The above description is only a preferred embodiment of the present invention, and the protection scope of the present invention is not limited to the above examples, and all technical solutions belonging to the concept of the present invention belong to the protection scope of the present invention. It should be noted that modifications and adaptations to the present invention may occur to one skilled in the art without departing from the principles of the present invention and are intended to be within the scope of the present invention.

Claims

1. The ophthalmic electrochemical sensor based on the sulfur-doped graphene is characterized by comprising a nanoenzyme containing a sulfur-doped graphene carrier with high electrochemical activity and a microelectrode, wherein the nanoenzyme of the sulfur-doped graphene carrier is covered on the surface of the microelectrode, and the ophthalmic electrochemical sensor is prepared by the following steps: (1) preparation of microelectrodes: firstly, carrying out oxygen ion treatment on a transparent polymer film, then spin-coating a layer of photoresist, fixing and forming a photoresist sheet, using a photoetching machine, irradiating for 30-60 seconds by using an ultraviolet lamp under the shielding of a mask, then fixing for 70-120 seconds in a developing solution, removing the photoresist of which the ultraviolet irradiation part is washed away, removing the mask to obtain a micro-patterned photoresist, spraying a layer of platinum metal by using a magnetron sputtering instrument, then washing by using a glue washing solution, and removing redundant photoresist to obtain a micro-patterned microelectrode;

2. The sulfur-doped graphene-based ocular electrochemical sensor of claim 1, wherein the microelectrode is polyethylene terephthalate (PET) or polymethyl methacrylate (PMMA).

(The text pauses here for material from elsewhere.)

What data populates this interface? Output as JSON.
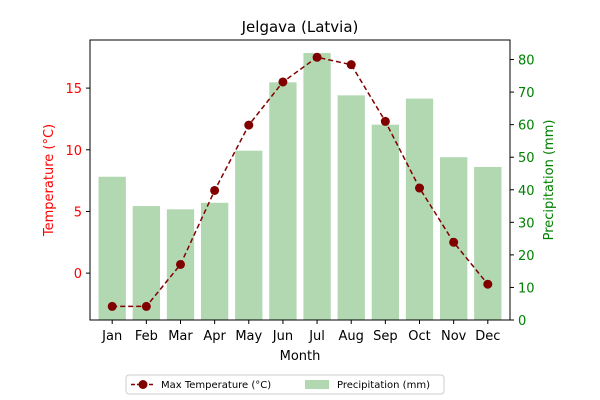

3. The sulfur-doped graphene-based ocular electrochemical sensor of claim 1, wherein the microelectrode has a thickness of 50-100 microns.

4. The sulfur-doped graphene-based ocular electrochemical sensor of claim 1, wherein the transparent polymer is polyethylene terephthalate (PET) or polymethyl methacrylate (PMMA).

5. The sulfur-doped graphene-based ocular electrochemical sensor of claim 1, wherein the transparent polymer has a thickness of 50-100 microns.

6. The sulfur-doped graphene-based ophthalmic electrochemical sensor according to claim 1, wherein the sulfur-containing conductive polymer monomer in the step (2) is 3, 4-ethylenedioxythiophene, and the sulfur-containing conductive polymer is polyphenylene sulfide.

7. Use of the sulfur-doped graphene-based ocular electrochemical sensor of claim 1 as a device for monitoring the concentration of dopamine in tears in real time.

8. A myopia monitoring device, which is characterized by comprising a module for monitoring the concentration of dopamine in tear in real time, wherein the module for monitoring the concentration of dopamine in tear in real time comprises the sulfur-doped graphene-based ophthalmic electrochemical sensor as claimed in claim 1.